# what will eat fruit flies



## stewie m (Sep 16, 2009)

can i feed them to my fbts or whites thinking too small for whites 

want to start culters very soon but dont want to get dars till i now i can do them was woundering if i can feed them to my other frogs so i dont waste them


----------



## colinm (Sep 20, 2008)

Only the very smallest Fire Bellies will eat them,its not worth them expending energy to catch a fly the size of a pinhead.Whites,no way.
When are you getting your Dartfrogs?

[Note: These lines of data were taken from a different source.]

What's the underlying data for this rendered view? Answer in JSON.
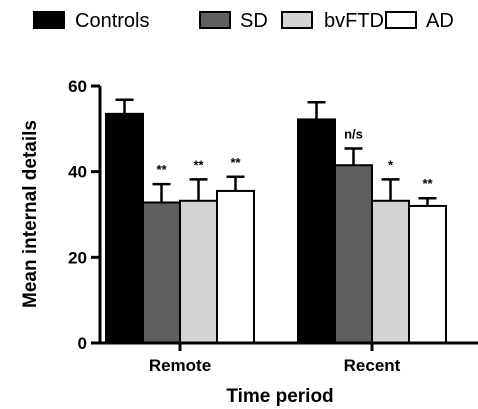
{
  "chart_data": {
    "type": "bar",
    "categories": [
      "Remote",
      "Recent"
    ],
    "series": [
      {
        "name": "Controls",
        "values": [
          53.5,
          52.2
        ],
        "errors": [
          3.3,
          4.0
        ],
        "color": "#000000"
      },
      {
        "name": "SD",
        "values": [
          32.8,
          41.5
        ],
        "errors": [
          4.3,
          3.9
        ],
        "color": "#5f5f5f"
      },
      {
        "name": "bvFTD",
        "values": [
          33.2,
          33.2
        ],
        "errors": [
          5.0,
          5.0
        ],
        "color": "#d4d4d4"
      },
      {
        "name": "AD",
        "values": [
          35.5,
          32.0
        ],
        "errors": [
          3.3,
          1.8
        ],
        "color": "#ffffff"
      }
    ],
    "annotations": [
      [
        "",
        "**",
        "**",
        "**"
      ],
      [
        "",
        "n/s",
        "*",
        "**"
      ]
    ],
    "xlabel": "Time period",
    "ylabel": "Mean internal details",
    "ylim": [
      0,
      60
    ],
    "yticks": [
      "0",
      "20",
      "40",
      "60"
    ],
    "grid": false,
    "legend_position": "top"
  }
}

Fruitflies only take three to four weeks to culture at most.


----------



## Ron Magpie (Oct 11, 2009)

Fruit spiders.


----------



## sambridge15 (Nov 22, 2009)

id say its worth a try if not put em outside something will have them :lol2:


----------



## stewie m (Sep 16, 2009)

could put them in the pound for the fish and frogs i spose 

i just dont want darts till i no i can culter them ok


----------



## soundstounite (Sep 6, 2009)

absolutly guarantee,that the birds in you garden will use these,get em going Stew learn how to do it,also get them woods in and the springs,they both take longer to get going,and you needed them wood 2 month ago...trust me
Stu


----------



## stewie m (Sep 16, 2009)

will get them next week 

do i need to feed them or will they take care them selfs


----------



## soundstounite (Sep 6, 2009)

stewie m said:


> will get them next week
> 
> do i need to feed them or will they take care them selfs


 Even in a viv stu(without frogs) we feed tetramin/readybreak,our cultures we give a varied diet:mushrooms/readybreak/organic homegrown carrots and the tops tetra as above,collombia springtail food...er i think thats it,they dont want to be too wet and we also use leaflitter in the culture media. yeast they also like but be very careful as i killed our 2 best cultures with this,i am pretty sure it was down to a co2 build up,which is heavier than air so we suffocated them...months of work gone in 2 days...gutted!!!
Aww mate i wish you had got these when you started setting up the viv,they are so slow,oh and keep em warm ours are now at the top of the frogroom and going for it...GET IN
Stu


----------



## stewie m (Sep 16, 2009)

cant i just get a few tubs of woodys and springs and tip them in the viv what do i do about feeding them in the viv just put food in for them and carry on doing this wen i get the frogs 

or would i need to culter them


----------



## soundstounite (Sep 6, 2009)

stewie m said:


> cant i just get a few tubs of woodys and springs and tip them in the viv what do i do about feeding them in the viv just put food in for them and carry on doing this wen i get the frogs
> 
> or would i need to culter them


 Of course mate thats up to you but i reckon you will need cultures aswell thing is there are only so many feeders that can live in a viv so you might need to add extra,or lets say you will need to add extra,way better to not have to buys these,primarily because you want that wonga for other stuff,equally important though when you buy a culture one doesn't always know what one is getting for free:gasp:,and yep you can feed your cultures in the viv too,which will cause a localised build up of food,the frogs will find this,and then you will have to move your feed station,as the frogs will scoff your feeders,bits of yeast under a leaf can be good for this.
Stu


----------



## stewie m (Sep 16, 2009)

i was thinking of getting a coupl tubs putting them in and feeding them fish flaks for now get them going 

and get a culture or to going as well so i can top them up


----------